Indianisch und afro-kreolisch: Klänge aus Peru

Perus musikalische Vielfalt: "música andina" zum Beispiel, Musik aus den Anden. Traditionell wird sie mit Flöten und Percussion-Instrumenten erzeugt, mittlerweile integrieren die Musiker aber auch Saiteninstrumente wie das Charango.
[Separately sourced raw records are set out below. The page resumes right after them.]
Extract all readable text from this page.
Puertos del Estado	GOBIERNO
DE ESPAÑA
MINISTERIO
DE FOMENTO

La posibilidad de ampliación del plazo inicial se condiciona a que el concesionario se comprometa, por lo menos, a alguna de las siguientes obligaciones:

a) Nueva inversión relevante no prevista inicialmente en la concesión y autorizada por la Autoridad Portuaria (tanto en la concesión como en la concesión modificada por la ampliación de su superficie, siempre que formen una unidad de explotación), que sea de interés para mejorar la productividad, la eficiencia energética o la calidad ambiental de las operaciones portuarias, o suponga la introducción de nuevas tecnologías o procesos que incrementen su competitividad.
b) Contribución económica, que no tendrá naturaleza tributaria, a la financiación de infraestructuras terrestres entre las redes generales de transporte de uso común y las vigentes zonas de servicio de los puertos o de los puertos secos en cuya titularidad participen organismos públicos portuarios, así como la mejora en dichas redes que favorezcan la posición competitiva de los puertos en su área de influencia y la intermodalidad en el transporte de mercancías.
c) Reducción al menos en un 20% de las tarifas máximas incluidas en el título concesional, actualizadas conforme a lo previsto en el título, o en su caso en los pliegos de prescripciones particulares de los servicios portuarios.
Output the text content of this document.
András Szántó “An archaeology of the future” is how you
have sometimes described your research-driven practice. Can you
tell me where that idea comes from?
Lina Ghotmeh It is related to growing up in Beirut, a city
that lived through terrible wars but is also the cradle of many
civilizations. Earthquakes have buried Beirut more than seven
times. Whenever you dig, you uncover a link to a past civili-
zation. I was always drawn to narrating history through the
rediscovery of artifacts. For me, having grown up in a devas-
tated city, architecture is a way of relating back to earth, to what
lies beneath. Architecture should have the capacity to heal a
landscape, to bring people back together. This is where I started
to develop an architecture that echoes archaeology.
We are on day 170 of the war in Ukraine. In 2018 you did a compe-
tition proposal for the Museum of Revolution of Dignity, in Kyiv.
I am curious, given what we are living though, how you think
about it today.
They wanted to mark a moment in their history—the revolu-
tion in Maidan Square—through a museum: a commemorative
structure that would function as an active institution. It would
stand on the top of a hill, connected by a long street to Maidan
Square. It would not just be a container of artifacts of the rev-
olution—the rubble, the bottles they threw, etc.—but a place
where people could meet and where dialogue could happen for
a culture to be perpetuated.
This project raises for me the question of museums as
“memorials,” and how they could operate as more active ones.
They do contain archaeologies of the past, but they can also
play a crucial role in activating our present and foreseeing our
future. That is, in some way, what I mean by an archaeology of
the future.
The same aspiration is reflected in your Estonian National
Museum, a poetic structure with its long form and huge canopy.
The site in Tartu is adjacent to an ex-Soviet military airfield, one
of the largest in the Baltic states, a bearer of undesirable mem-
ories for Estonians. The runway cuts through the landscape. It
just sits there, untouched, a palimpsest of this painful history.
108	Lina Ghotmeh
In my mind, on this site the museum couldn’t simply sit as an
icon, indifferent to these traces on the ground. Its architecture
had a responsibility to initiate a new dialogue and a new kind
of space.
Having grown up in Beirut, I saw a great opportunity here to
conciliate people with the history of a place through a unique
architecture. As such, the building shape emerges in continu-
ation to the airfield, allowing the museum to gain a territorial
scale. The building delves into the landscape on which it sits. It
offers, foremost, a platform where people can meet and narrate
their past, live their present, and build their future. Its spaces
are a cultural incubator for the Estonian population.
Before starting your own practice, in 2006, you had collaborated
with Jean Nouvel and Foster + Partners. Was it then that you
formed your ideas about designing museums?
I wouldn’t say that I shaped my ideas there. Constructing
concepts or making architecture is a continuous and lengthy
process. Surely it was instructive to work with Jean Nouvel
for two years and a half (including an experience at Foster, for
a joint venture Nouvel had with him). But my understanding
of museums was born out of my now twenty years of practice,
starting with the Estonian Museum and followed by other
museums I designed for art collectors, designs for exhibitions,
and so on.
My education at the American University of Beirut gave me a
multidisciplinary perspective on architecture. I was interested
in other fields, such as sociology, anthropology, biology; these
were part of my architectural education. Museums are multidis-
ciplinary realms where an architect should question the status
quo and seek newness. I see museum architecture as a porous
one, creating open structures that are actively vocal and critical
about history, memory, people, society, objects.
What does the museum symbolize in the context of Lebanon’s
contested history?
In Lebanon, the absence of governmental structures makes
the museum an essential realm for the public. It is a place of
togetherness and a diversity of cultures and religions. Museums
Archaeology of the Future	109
Ganz anders in der Küstenregion um die Hauptstadt Lima herum: Hier entwickelte sich einst - in Verbindung mit Lebensart und Musik der Nachfahren ehemaliger Sklaven - die "música criolla". Sie kombiniert spanische, afrikanische und andine Einflüsse

Die Autorin Birgit Kannen traf Fredy Enriquez und sein Ensemble Fuego y Viento. Sie arbeiten als Musiker im Hochland, wo die Indios noch zu Ehren von Pachamama singen, der Heiligen Mutter Erde.

Sie besuchte auch Victor Luís Caffo Aguilar und José Antonio Marin mit ihrer Gruppe Sentimiento y Sabór, Protagonisten eines ganz anderen Milieus: europäisch wie afrikanisch beeinflusst, weltoffen und dabei sentimental, elegant und walzerselig.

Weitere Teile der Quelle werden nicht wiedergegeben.